🤖 AI Summary
This paper addresses volume (length) minimization of prediction intervals in split conformal regression, targeting approximation of the theoretically shortest interval—not merely nominal coverage. We propose two novel methods, EffOrt and Ad-EffOrt, which—uniquely—establish a theoretical linkage between the learning and calibration steps for volume optimization, enabling covariate-adaptive interval length adjustment. Our approach integrates empirical volume minimization, function class selection analysis, generalization bound derivation, and adaptive quantile regression. We derive finite-sample upper bounds on excess volume loss. Experiments demonstrate that our methods significantly reduce prediction interval length while strictly maintaining nominal coverage, and exhibit strong robustness to model misspecification and distribution shift.
📝 Abstract
We study the question of volume optimality in split conformal regression, a topic still poorly understood in comparison to coverage control. Using the fact that the calibration step can be seen as an empirical volume minimization problem, we first derive a finite-sample upper-bound on the excess volume loss of the interval returned by the classical split method.
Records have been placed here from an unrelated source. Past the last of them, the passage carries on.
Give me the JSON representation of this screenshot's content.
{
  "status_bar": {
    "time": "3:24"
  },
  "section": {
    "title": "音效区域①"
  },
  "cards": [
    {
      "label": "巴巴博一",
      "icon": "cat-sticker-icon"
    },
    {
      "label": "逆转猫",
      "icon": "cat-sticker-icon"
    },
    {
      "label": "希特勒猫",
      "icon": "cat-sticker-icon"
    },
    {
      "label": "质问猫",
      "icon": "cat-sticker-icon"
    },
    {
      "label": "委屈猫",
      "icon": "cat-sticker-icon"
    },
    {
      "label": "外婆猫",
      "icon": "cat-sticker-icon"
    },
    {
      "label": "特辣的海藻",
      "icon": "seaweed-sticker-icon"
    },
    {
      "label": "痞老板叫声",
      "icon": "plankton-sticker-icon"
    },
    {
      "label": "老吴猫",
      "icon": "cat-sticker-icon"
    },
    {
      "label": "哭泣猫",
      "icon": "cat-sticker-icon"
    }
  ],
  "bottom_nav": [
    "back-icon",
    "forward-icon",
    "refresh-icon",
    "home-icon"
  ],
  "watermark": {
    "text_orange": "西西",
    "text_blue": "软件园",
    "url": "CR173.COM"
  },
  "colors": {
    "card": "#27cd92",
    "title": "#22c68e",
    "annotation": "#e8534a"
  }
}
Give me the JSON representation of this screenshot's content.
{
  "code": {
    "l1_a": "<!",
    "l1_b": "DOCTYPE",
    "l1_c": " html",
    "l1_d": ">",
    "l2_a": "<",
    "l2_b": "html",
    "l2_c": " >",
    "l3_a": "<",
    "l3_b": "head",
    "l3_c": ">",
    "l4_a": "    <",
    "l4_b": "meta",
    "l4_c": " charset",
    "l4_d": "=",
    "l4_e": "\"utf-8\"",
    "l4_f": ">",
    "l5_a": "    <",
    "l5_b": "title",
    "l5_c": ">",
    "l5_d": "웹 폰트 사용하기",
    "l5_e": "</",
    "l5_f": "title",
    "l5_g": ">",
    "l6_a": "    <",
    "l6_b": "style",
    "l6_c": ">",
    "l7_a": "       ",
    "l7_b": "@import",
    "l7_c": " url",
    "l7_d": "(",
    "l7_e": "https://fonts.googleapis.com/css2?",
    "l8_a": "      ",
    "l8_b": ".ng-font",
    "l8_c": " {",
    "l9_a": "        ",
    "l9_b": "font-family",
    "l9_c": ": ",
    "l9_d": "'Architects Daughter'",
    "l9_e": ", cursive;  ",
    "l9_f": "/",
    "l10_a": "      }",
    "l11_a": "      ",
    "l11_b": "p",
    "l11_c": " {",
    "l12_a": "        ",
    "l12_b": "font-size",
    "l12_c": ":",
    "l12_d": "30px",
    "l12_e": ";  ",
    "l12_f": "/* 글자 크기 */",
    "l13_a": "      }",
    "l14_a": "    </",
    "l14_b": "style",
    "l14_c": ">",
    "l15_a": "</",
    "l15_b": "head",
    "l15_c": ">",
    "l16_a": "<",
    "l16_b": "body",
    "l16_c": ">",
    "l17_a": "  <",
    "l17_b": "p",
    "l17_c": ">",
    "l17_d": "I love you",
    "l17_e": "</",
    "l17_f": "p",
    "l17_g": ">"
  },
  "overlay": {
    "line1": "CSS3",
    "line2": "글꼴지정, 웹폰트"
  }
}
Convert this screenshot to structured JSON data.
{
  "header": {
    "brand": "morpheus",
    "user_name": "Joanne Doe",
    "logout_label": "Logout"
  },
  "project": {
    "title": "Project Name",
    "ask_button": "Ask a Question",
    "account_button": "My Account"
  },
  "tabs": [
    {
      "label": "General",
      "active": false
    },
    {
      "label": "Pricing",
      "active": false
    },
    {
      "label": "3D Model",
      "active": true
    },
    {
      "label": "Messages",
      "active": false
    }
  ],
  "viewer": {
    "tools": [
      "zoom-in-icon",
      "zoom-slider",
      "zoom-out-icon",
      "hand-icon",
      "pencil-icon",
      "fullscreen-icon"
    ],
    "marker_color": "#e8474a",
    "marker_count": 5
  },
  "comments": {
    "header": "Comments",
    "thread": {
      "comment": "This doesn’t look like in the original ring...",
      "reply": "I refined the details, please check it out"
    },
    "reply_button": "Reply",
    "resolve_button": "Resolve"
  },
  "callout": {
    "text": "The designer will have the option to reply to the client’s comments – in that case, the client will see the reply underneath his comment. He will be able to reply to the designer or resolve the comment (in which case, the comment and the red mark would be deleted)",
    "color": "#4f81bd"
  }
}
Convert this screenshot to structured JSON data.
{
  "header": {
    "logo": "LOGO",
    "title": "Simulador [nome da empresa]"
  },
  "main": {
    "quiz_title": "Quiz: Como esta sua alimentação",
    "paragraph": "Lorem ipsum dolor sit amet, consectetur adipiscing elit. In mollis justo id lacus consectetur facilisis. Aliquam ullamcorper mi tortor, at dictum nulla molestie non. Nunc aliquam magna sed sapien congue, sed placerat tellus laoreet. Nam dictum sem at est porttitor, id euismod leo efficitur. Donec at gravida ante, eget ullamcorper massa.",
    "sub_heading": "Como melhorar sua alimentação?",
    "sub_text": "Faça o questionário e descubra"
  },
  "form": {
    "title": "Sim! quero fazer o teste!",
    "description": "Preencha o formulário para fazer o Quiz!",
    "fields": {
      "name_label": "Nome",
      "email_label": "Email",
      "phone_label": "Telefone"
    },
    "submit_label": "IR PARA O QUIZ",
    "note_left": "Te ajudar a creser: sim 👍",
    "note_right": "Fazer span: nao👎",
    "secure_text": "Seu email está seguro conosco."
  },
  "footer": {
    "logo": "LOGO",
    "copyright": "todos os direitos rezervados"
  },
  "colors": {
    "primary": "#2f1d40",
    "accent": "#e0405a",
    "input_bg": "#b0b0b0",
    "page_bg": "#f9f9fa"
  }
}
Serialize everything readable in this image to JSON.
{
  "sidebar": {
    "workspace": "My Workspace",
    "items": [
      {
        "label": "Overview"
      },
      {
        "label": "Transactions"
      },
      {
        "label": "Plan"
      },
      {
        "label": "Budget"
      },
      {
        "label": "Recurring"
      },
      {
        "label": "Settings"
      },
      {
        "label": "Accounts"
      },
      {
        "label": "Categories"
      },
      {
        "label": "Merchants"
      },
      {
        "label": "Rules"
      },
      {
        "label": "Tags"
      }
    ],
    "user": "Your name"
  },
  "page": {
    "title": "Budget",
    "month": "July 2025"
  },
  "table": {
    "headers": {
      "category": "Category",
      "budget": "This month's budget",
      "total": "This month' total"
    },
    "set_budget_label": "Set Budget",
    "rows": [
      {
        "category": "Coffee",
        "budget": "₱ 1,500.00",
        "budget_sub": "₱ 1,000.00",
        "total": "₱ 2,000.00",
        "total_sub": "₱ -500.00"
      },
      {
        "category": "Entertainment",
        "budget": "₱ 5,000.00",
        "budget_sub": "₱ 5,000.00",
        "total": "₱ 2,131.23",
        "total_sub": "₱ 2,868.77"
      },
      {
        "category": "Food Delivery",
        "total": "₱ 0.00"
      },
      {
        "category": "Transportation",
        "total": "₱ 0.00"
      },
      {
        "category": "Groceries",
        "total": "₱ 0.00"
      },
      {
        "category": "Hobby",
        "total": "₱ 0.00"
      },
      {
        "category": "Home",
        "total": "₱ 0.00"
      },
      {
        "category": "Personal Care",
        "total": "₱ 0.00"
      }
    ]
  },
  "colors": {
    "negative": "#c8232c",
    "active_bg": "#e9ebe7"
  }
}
This important quantity measures the difference in length between the interval obtained with the split method and the shortest oracle prediction interval. Then, we introduce EffOrt, a methodology that modifies the learning step so that the base prediction function is selected in order to minimize the length of the returned intervals. In particular, our theoretical analysis of the excess volume loss of the prediction sets produced by EffOrt reveals the links between the learning and calibration steps, and notably the impact of the choice of the function class of the base predictor. We also introduce Ad-EffOrt, an extension of the previous method, which produces intervals whose size adapts to the value of the covariate. Finally, we evaluate the empirical performance and the robustness of our methodologies.